A federal appeals court has ruled that a man who has spent about 40 years in solitary confinement in a Louisiana prison should have his conviction overturned.
Albert Woodfox, the only member of the so-called Angola 3 still incarcerated, was convicted of the 1972 murder of a young prison guard named Brent Miller. Woodfox was found guilty along with fellow inmate Herman Wallace.
Wallace's conviction was overturned last year as his health was failing.

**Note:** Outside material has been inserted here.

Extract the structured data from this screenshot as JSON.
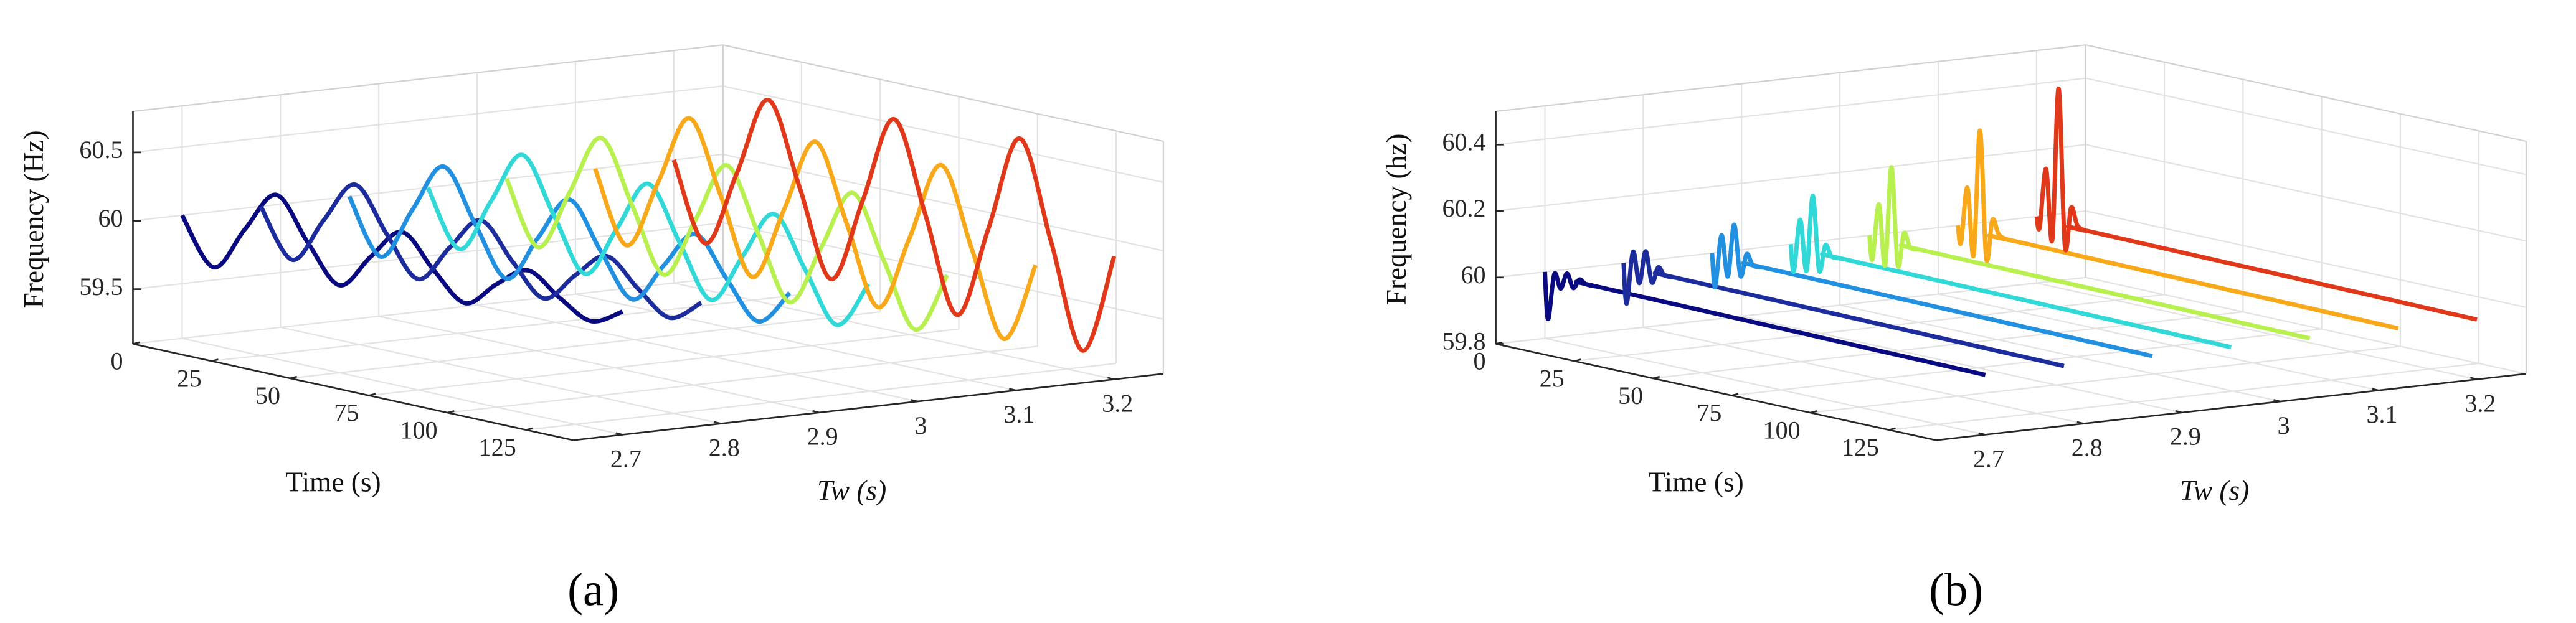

He was released from prison last October and died a few days later. (The third member of the group was not connected to the Miller case but was held in isolation while in prison.)

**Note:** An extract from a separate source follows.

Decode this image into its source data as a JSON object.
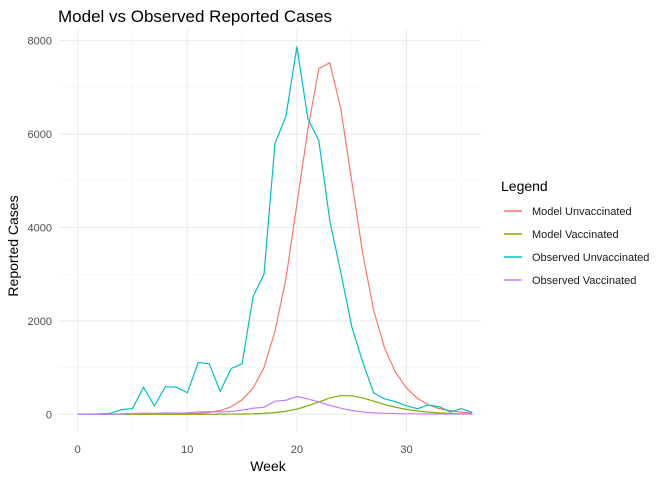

In Woodfox's case, a three-judge panel of the Fifth Circuit Court of Appeals ruled unanimously Thursday that the lower courts were right when they found racial discrimination in the selection of the grand jury foreperson during his second trial in 1998.
Woodfox, 67, is believed to be the longest-serving inmate held in isolation in a U.S. prison.
"When I first heard there were two individuals in solitary confinement for that long, I thought, Not in America," Woodfox' attorney George Kendall told NPR. "When I first went to meet them I thought they would be lying on the floor like basket cases. It's taken every ounce of strength for them to not be broken by this thing. And now there's only [Woodfox.]"
But in addition to the decades in solitary, the murder itself — as well as the subsequent investigation — have cast long shadows over one of the most notorious prisons in America, Louisiana State Penitentiary, or Angola.
A 2008 NPR investigation of the murder raised serious issues about that investigation, including favors and inconsistencies that tainted the state's main witness, its original grand jury and its prison staff, while another inmate emerged as the possible killer in what was then a violent, racially segregated prison.
Still, the state Attorney General Buddy Caldwell said at the time that he was convinced Woodfox and Wallace were guilty and that he would fight to keep them in prison.
The state can appeal the latest ruling in Woodfox's case to the U.S. Supreme Court or ask the full panel of appellate judges to review Thursday's decision. If it doesn't appeal, the state will have to re-try Woodfox for the 42-year-old murder or set him free.
Attorney general spokeswoman Laura Gerdes told NPR that Caldwell is reviewing the decision and considering how to proceed.
Update at 6:31 p.m. ET: 'This Decision In No Way Exonerates' Woodfox
Caldwell issued the following statement:
"While we are still reviewing the 5th Circuit's opinion to determine the appropriate action, the important thing to note is that this decision in no way exonerates Albert Woodfox in the brutal 1972 murder of Angola Correctional Officer Brent Miller.
"The Appeals Court decision focused on a technicality with the grand jury selection process from as far back as 30 years ago. No court decision, including this one, has ever made a finding which disputes the fact that Albert Woodfox murdered Brent Miller at Angola in 1972. Those facts will always remain true.
"We respectfully disagree with the Court's ruling, and remain committed to seeing that the trial jury's judgment finding Albert Woodfox guilty of murdering Officer Brent Miller is upheld."